In an attempt to divert attention away from the Ashcroft scandal, the Conservatives and their allies in the media are today attacking Labour's financial links with the trade union movement, most notably Unite.
It's no secret that Labour has become increasingly reliant on the trade unions for money as donations from rich commercial interests and individuals, who bankrolled the party throughout the Blair years, have dried up. I first reported on this back in January and predicted that Labour's financial dependence on the unions would become a campaign issue.
The brothers were responsible for 64 per cent (£9.8m) of all donations to the party last year, with Unite, Britain's biggest union, accounting for 25 per cent (£3.6m). By contrast, when Tony Blair became Labour leader in 1994, the unions accounted for less than a third of all donations.
It's never healthy for a party to become reliant on only a few sources of income, and I'd be surprised if any Labour figure argued otherwise.
But what is unreasonable is for the party's opponents to then suggest that Labour's reliance on the unions is a scandal comparable to that of Lord Ashcroft's donations to the Conservatives.
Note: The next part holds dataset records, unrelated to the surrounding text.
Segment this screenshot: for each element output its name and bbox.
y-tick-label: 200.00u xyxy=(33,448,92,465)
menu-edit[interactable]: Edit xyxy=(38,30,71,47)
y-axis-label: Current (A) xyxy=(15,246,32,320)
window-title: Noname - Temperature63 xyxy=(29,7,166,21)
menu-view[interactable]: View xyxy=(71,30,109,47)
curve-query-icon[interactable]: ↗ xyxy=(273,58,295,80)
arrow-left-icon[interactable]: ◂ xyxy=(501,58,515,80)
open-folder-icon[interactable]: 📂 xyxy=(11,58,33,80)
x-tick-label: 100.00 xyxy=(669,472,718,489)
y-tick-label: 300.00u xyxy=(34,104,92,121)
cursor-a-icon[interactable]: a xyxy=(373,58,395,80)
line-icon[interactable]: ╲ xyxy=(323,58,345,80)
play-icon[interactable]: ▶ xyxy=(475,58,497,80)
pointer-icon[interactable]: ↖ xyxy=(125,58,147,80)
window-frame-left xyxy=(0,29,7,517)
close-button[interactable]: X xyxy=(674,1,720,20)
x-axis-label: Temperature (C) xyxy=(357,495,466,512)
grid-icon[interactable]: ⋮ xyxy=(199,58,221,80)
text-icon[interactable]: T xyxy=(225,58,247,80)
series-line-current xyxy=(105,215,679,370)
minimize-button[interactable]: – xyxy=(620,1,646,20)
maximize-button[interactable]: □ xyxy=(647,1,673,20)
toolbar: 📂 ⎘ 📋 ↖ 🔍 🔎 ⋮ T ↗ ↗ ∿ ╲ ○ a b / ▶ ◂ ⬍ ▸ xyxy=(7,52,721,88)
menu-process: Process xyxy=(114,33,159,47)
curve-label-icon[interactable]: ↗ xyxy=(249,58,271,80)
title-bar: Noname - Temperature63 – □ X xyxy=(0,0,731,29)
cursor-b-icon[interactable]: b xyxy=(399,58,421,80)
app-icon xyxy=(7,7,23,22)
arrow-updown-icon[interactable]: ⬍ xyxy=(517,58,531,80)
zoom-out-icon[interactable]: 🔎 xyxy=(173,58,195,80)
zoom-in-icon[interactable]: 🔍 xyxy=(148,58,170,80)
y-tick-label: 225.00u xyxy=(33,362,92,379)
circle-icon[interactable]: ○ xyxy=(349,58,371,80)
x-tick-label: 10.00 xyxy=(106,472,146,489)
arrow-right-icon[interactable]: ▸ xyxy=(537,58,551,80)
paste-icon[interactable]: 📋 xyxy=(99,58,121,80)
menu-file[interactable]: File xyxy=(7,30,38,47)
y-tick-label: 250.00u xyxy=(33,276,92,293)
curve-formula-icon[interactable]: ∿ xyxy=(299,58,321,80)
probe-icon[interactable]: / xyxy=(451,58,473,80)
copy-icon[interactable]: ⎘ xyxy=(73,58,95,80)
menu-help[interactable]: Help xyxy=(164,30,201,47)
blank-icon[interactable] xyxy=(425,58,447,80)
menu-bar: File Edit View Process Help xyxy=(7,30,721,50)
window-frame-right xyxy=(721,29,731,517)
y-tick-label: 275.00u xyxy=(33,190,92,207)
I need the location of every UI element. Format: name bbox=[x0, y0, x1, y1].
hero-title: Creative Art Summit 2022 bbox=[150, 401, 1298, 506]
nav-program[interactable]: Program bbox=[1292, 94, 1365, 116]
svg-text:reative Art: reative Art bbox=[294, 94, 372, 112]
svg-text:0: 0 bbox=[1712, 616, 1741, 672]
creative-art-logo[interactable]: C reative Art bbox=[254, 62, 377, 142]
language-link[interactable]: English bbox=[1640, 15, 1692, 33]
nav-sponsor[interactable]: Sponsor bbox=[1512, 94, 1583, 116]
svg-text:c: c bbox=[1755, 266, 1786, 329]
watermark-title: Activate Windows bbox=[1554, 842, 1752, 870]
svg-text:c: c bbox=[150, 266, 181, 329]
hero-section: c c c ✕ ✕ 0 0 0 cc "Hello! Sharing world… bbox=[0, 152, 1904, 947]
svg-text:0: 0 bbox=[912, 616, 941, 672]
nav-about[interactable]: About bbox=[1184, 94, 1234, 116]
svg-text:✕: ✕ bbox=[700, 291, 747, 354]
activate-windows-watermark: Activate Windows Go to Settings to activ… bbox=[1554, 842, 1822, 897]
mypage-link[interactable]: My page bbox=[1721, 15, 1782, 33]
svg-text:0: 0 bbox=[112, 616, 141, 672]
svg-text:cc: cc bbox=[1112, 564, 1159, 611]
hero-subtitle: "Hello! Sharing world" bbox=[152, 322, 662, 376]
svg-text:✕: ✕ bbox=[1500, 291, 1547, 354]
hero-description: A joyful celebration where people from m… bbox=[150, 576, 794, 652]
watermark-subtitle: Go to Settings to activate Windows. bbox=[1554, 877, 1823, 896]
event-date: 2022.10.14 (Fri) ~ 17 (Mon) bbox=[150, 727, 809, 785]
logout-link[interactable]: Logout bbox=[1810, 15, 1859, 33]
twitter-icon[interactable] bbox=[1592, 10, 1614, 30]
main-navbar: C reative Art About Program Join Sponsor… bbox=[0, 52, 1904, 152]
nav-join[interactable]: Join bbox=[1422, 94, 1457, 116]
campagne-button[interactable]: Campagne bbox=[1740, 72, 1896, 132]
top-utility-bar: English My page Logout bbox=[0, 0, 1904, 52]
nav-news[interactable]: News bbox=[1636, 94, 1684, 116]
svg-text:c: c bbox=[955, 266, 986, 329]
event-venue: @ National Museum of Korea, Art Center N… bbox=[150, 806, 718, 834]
After reading Rachel Sylvester's column in today's Times, "In the red corner: Labour's answer to Ashcroft", you could be forgiven for assuming that Unite's political director, Charlie Whelan, alone controls his union's donations to Labour.
In fact, the donations are taken from Unite's political fund, to which 1,291,408 members contribute voluntarily. As Will Straw points out, this works out at just under £3 per member per year since March 2007.
There is no comparison to be had between this democratic funding system and the millions the Tories received from Ashcroft, a man who has sat in the legislature for nearly a decade without having the decency to become a full UK taxpayer. The scandal of either Ashcroft misleading the Tories, or the Tories misleading us, does not deserve to end with a whimper.
There are legitimate questions to be asked about Whelan's apparent return to the fold (not a wise move on Gordon Brown's part), but the bogus comparison between the unions and Ashcroft doesn't deserve to be taken seriously.